Discovery included a forensic analysis of several of the new employer’s computers, revealing that in March 2019, the employee sent an email to one of the new employer’s employees with several attachments, including one called “New estimate for.xlsx” (the “New Estimate Form”). The previous employer alleged that the New Estimate Form was confidential because it included that employer’s costs, profit margins, exclusive pricing and other information that could be used to undercut the employer’s bids.  

At deposition, the employee admitted he forwarded the New Estimate Form to the new employer and that the form was on one of the USB devices he destroyed on his last day of work and he did not recall how he had access to the form after he left the previous employer.

The primary question when issuing a preliminary injunction is whether the balance of equities so favors the movant that justice requires the court to intervene to preserve the status quo until the merits are determined. The court looked at the threat to each of the parties’ rights that would result from granting or denying the injunction. 

The court indicated that the information in the New Estimate Form could be used to gain a competitive advantage.
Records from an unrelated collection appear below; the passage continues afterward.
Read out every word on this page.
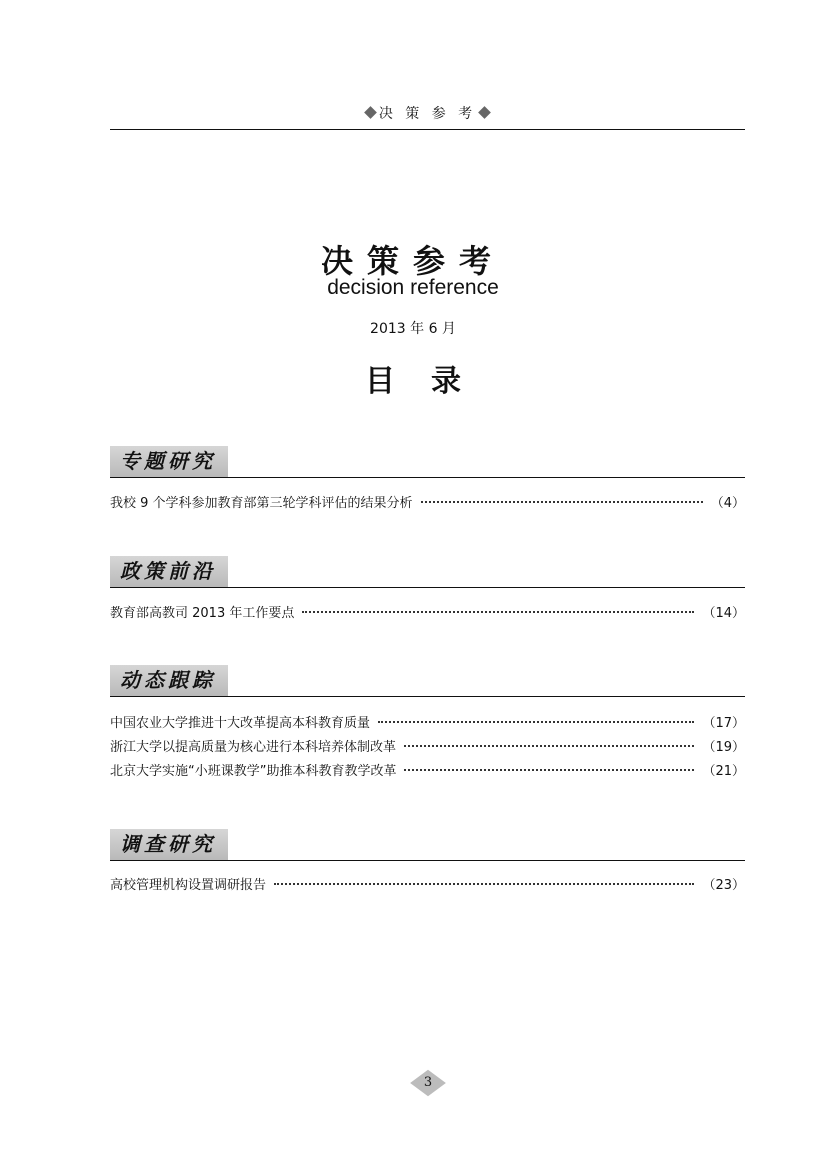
决 策 参 考
决策参考
decision reference
2013 年 6 月
目录
专题研究
我校 9 个学科参加教育部第三轮学科评估的结果分析	（4）
政策前沿
教育部高教司 2013 年工作要点	（14）
动态跟踪
中国农业大学推进十大改革提高本科教育质量	（17）
浙江大学以提高质量为核心进行本科培养体制改革	（19）
北京大学实施“小班课教学”助推本科教育教学改革	（21）
调查研究
高校管理机构设置调研报告	（23）
3
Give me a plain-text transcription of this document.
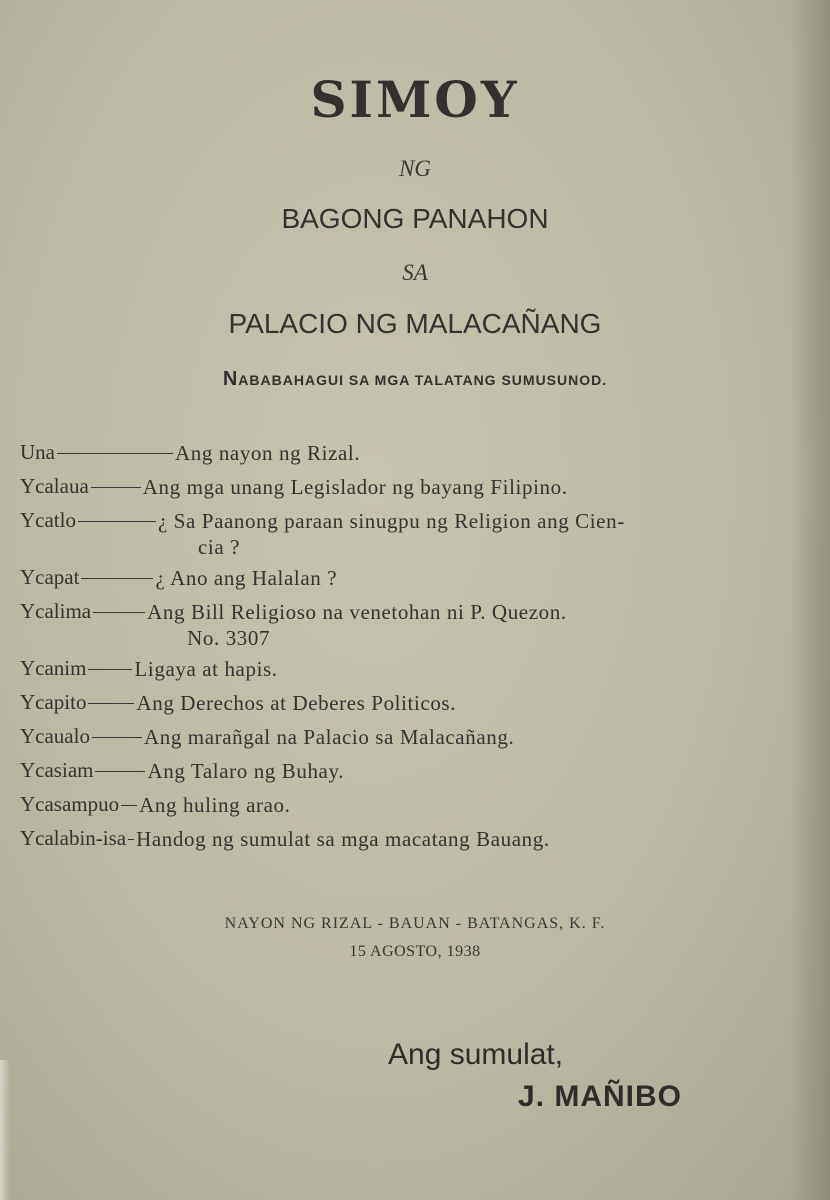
SIMOY
NG
BAGONG PANAHON
SA
PALACIO NG MALACAÑANG
NABABAHAGUI SA MGA TALATANG SUMUSUNOD.
Una	Ang nayon ng Rizal.
Ycalaua	Ang mga unang Legislador ng bayang Filipino.
Ycatlo	¿ Sa Paanong paraan sinugpu ng Religion ang Cien-
cia ?
Ycapat	¿ Ano ang Halalan ?
Ycalima	Ang Bill Religioso na venetohan ni P. Quezon.
No. 3307
Ycanim Ligaya at hapis.
Ycapito Ang Derechos at Deberes Politicos.
Ycaualo	Ang marañgal na Palacio sa Malacañang.
Ycasiam	Ang Talaro ng Buhay.
Ycasampuo Ang huling arao.
Ycalabin-isa Handog ng sumulat sa mga macatang Bauang.
NAYON NG RIZAL - BAUAN - BATANGAS, K. F.
15 AGOSTO, 1938
Ang sumulat,
J. MAÑIBO
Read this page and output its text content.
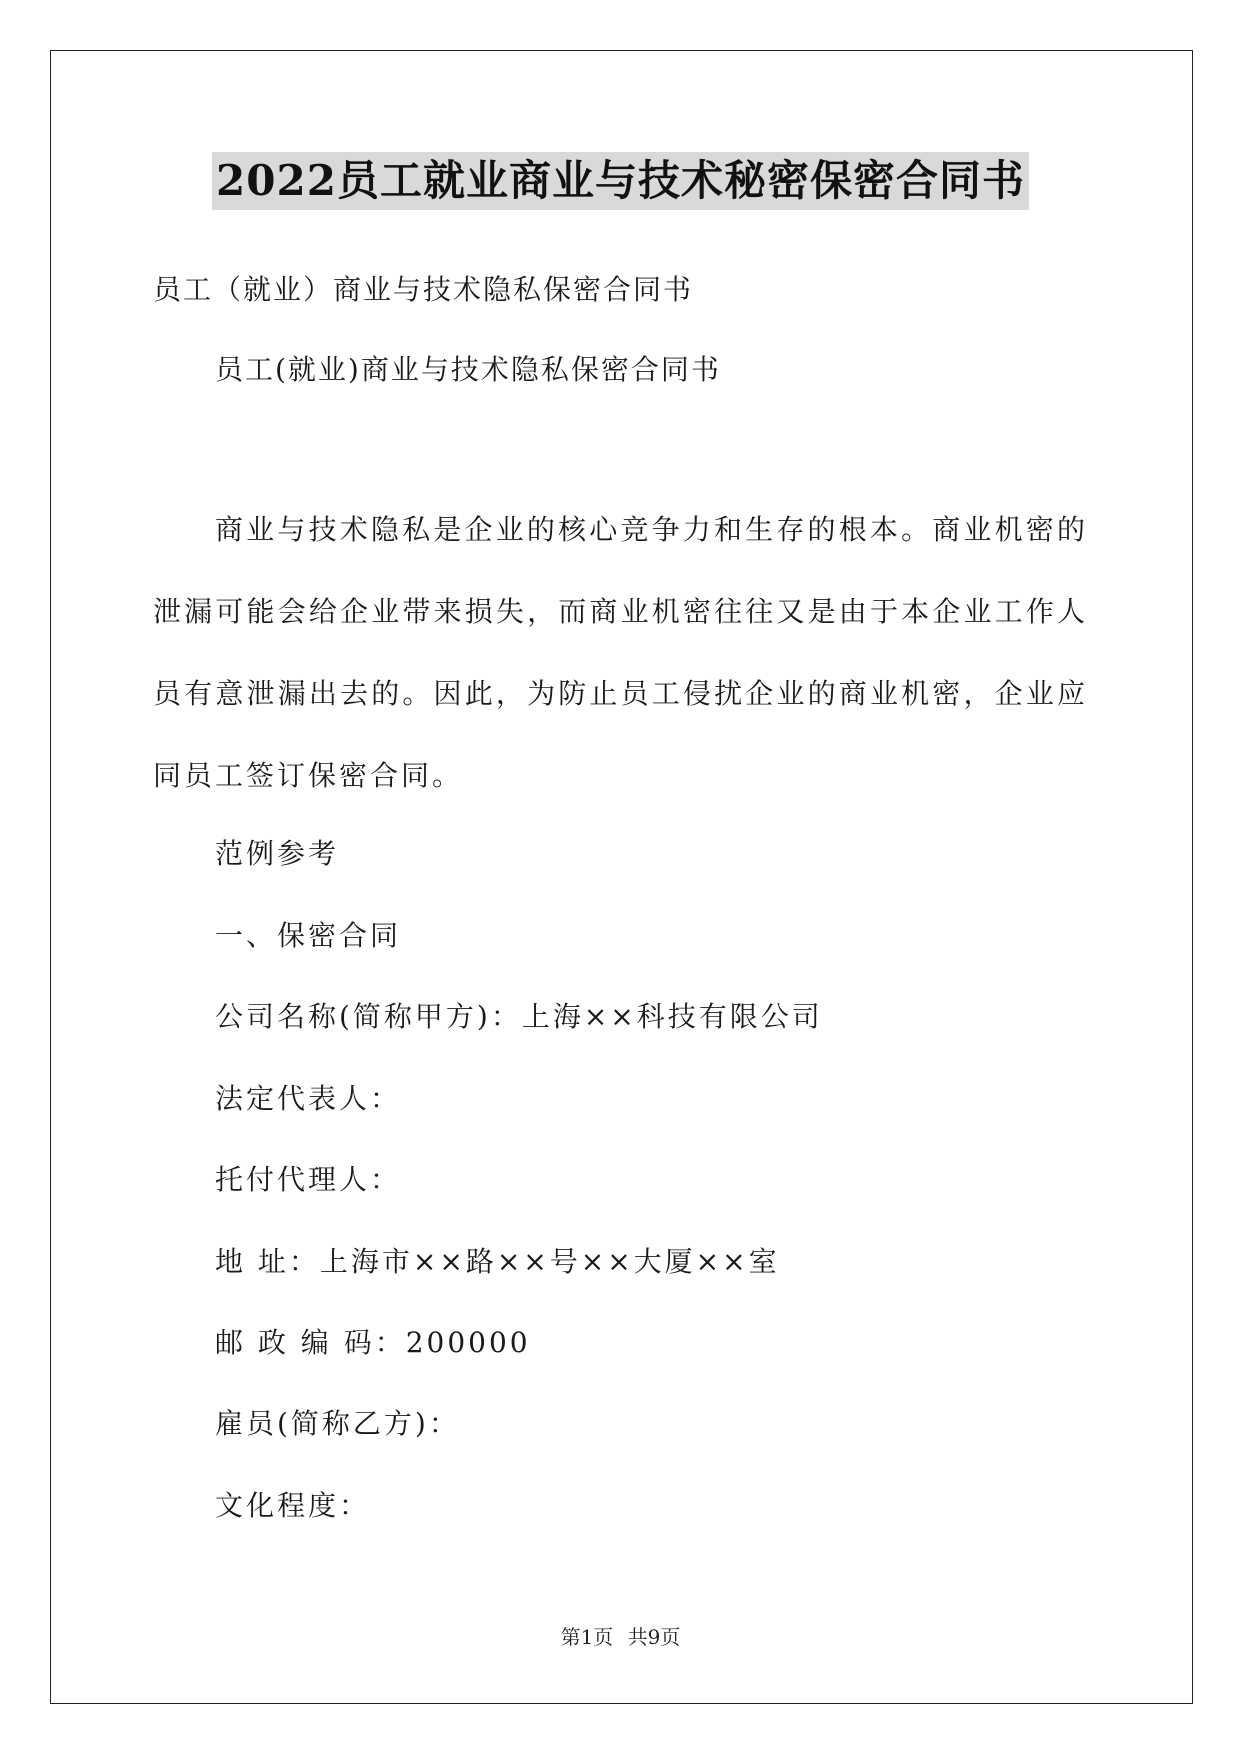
2022员工就业商业与技术秘密保密合同书
员工（就业）商业与技术隐私保密合同书
员工(就业)商业与技术隐私保密合同书
商业与技术隐私是企业的核心竞争力和生存的根本。商业机密的泄漏可能会给企业带来损失，而商业机密往往又是由于本企业工作人员有意泄漏出去的。因此，为防止员工侵扰企业的商业机密，企业应同员工签订保密合同。
范例参考
一、保密合同
公司名称(简称甲方)：上海××科技有限公司
法定代表人：
托付代理人：
地 址：上海市××路××号××大厦××室
邮 政 编 码：200000
雇员(简称乙方)：
文化程度：
第1页 共9页
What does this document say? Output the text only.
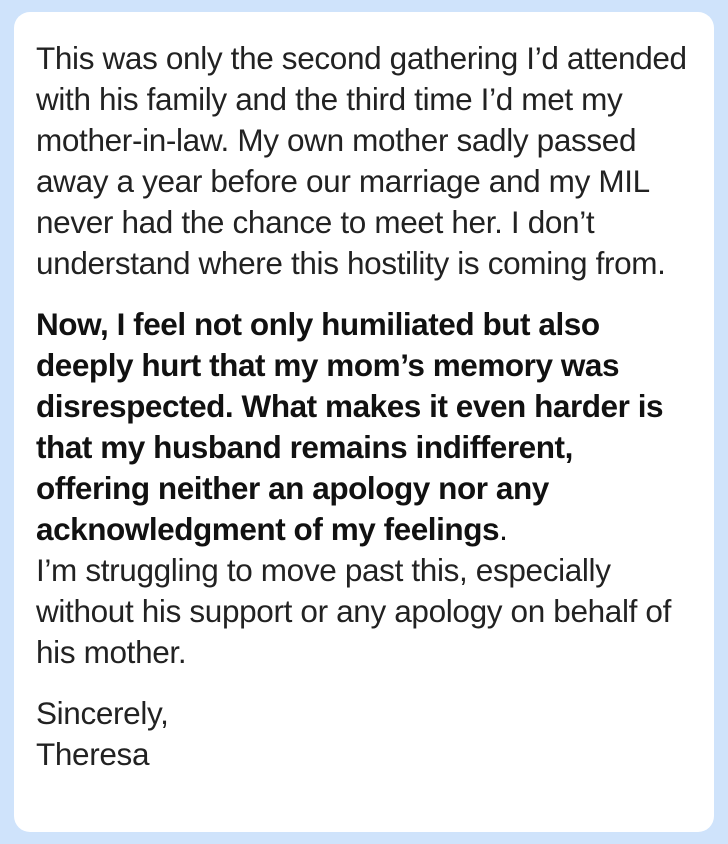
This was only the second gathering I’d attended with his family and the third time I’d met my mother-in-law. My own mother sadly passed away a year before our marriage and my MIL never had the chance to meet her. I don’t understand where this hostility is coming from.

Now, I feel not only humiliated but also deeply hurt that my mom’s memory was disrespected. What makes it even harder is that my husband remains indifferent, offering neither an apology nor any acknowledgment of my feelings.

I’m struggling to move past this, especially without his support or any apology on behalf of his mother.

Sincerely,

Theresa
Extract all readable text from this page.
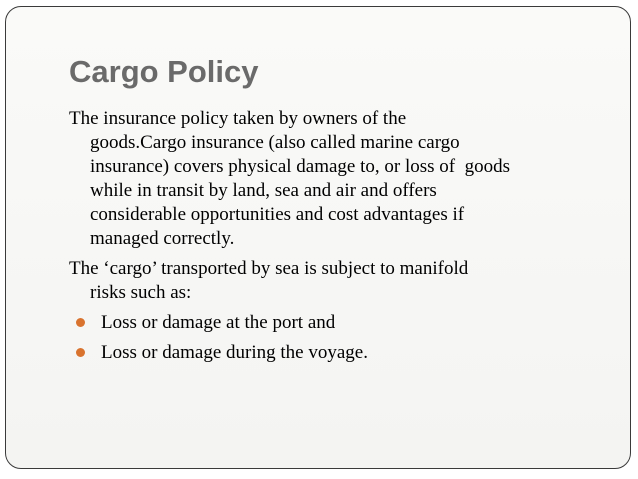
Cargo Policy

The insurance policy taken by owners of the
goods.Cargo insurance (also called marine cargo
insurance) covers physical damage to, or loss of  goods
while in transit by land, sea and air and offers
considerable opportunities and cost advantages if
managed correctly.

The ‘cargo’ transported by sea is subject to manifold
risks such as:

Loss or damage at the port and
Loss or damage during the voyage.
The evidence also showed that the employee possessed the New Estimate Form and shared it with the new employer’s employees. However, the court said the evidence did not demonstrate a threat of irreparable harm to the employer, other than the data contained in the New Estimate Form.  

The court therefore enjoined the employee from using the data in the New Estimate Form as the balance of harm weighs in favor of a preliminary injunction.  

The employer’s Motion for a Preliminary Injunction was granted: “During the pendency of this action and until its final hearing and determination, Employee, and any persons or entities acting in concert with him or on his behalf, are enjoined from directly or indirectly using, disclosing, or transmitting any data contained in the New Estimate Form or any information contained therein or derived therefrom.” 



Q:  When can you sue a municipality, the fire department or the police for their negligence?

A: Normally, a municipality and its employees are protected by the doctrine of sovereign immunity. To get around sovereign immunity, there must ordinarily be a special relationship. Courts have held that a special relationship exists: 1. when the municipality violates a statutory duty enacted for the benefit of a particular class of person; 2. when it voluntarily assumes a duty that generates justifiable reliance by the person who benefits from the duty; or 3. when it assumes positive direction and control in the face of a known, blatant, and dangerous safety violation.